FAR 30.607—Subcontract administration.
Plain-English Summary
FAR 30.607 addresses how Cost Accounting Standards (CAS) administration is handled when a subcontractor, rather than the prime contractor, is the source of a required CAS price adjustment or a determination of noncompliance. It explains the flow of information between contracting officials at different tiers, specifically requiring the CFAO for the lower-tier subcontractor to send the negotiation memorandum or noncompliance determination to the CFAO for the next higher-tier contractor or subcontractor. It also establishes that higher-tier CFAOs may not alter the lower-tier CFAO’s determination, preserving consistency and authority in the CAS administration process. Finally, it covers the situation where a subcontractor refuses to submit a General Dollar Magnitude (GDM) or Detailed Cost Impact (DCI) proposal, stating that remedies are then pursued at the prime contractor level. In practice, this section ensures that CAS issues are handled in an orderly chain of administration, prevents conflicting determinations across contract tiers, and gives the Government a clear enforcement path when a subcontractor does not cooperate.
Key Rules
Lower-tier notice required
When a negotiated CAS price adjustment or a noncompliance determination is made at the subcontract level, the subcontractor’s CFAO must provide the negotiation memorandum or determination to the CFAO for the next higher-tier contractor or subcontractor. This ensures the issue is visible to the Government officials responsible for the upper tiers of the contracting chain.

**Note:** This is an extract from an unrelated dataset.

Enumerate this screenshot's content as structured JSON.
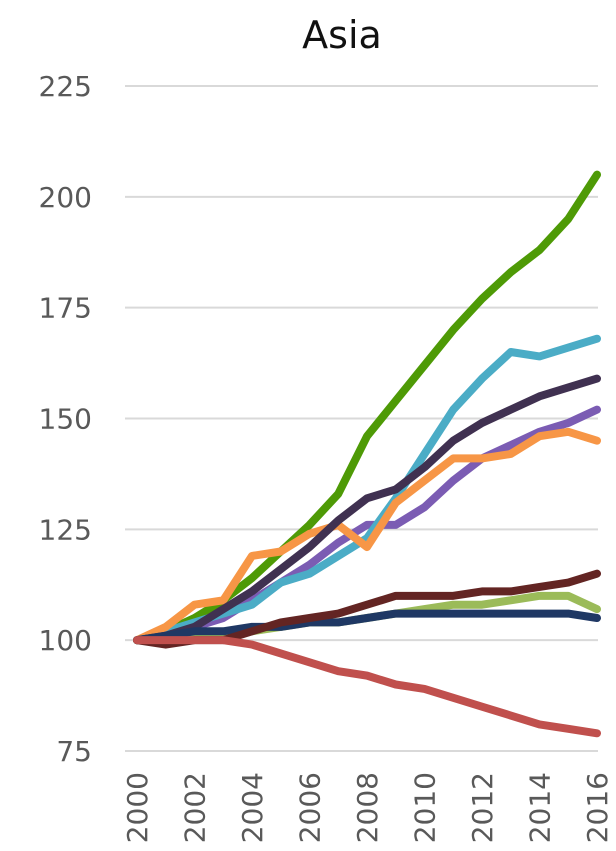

Higher tiers may not revise
The CFAO for the contractor or next higher-tier subcontractor may not change the lower-tier CFAO’s determination. The rule preserves the authority of the official who made the original subcontract-level decision and avoids inconsistent CAS outcomes across tiers.
Prime-level remedies for refusal
If a subcontractor refuses to submit a GDM or DCI proposal, the Government does not resolve the matter solely at the subcontract level. Instead, remedies are pursued at the prime contractor level, which gives the Government leverage through the prime’s contractual relationship.
Chain-of-administration coordination
The section requires coordination among CFAOs across subcontract tiers so that CAS adjustments and noncompliance findings are tracked and acted on consistently. This helps ensure that downstream subcontract issues are not isolated from the broader contract administration process.
Responsibilities
CFAO for the subcontractor
Issue the negotiation memorandum or determination of noncompliance when a subcontract-level CAS price adjustment or noncompliance finding is required, and furnish a copy to the CFAO for the next higher-tier contractor or subcontractor.
CFAO for the contractor or next higher-tier subcontractor
Receive the lower-tier memorandum or determination and administer the matter consistently, without changing the lower-tier CFAO’s determination.
Subcontractor
When required, submit a GDM or DCI proposal to support CAS price adjustment or noncompliance analysis; if it refuses, it triggers enforcement at the prime contractor level.
Prime contractor
Serve as the level at which remedies are pursued if a subcontractor refuses to submit the required GDM or DCI proposal, and support Government efforts to obtain compliance through subcontract administration.
Government contracting officials
Coordinate across tiers to ensure CAS determinations are communicated, preserved, and enforced properly, and use prime-level remedies when subcontractor cooperation is not forthcoming.
Practical Implications
CAS issues at the subcontract level do not stay confined there; they must be communicated upward so the Government can manage the full contract chain.
Higher-tier officials should treat the lower-tier CFAO’s determination as controlling, not as a draft or recommendation to be reopened.
A subcontractor’s refusal to provide a GDM or DCI proposal can shift the Government’s enforcement focus to the prime contractor, so primes need to monitor subcontractor compliance closely.
Contractors and subcontractors should maintain clear records of CAS communications, determinations, and transmittals to avoid disputes about notice and authority.
A common pitfall is assuming a higher-tier CFAO can “fix” or override a lower-tier CAS determination; FAR 30.607 does not allow that.
Official Regulatory Text
When a negotiated CAS price adjustment or a determination of noncompliance is required at the subcontract level, the CFAO for the subcontractor shall furnish a copy of the negotiation memorandum or the determination to the CFAO for the contractor of the next higher-tier subcontractor. The CFAO of the contractor or the next higher-tier subcontractor shall not change the determination of the CFAO for the lower-tier subcontractor. If the subcontractor refuses to submit a GDM or DCI proposal, remedies are made at the prime contractor level.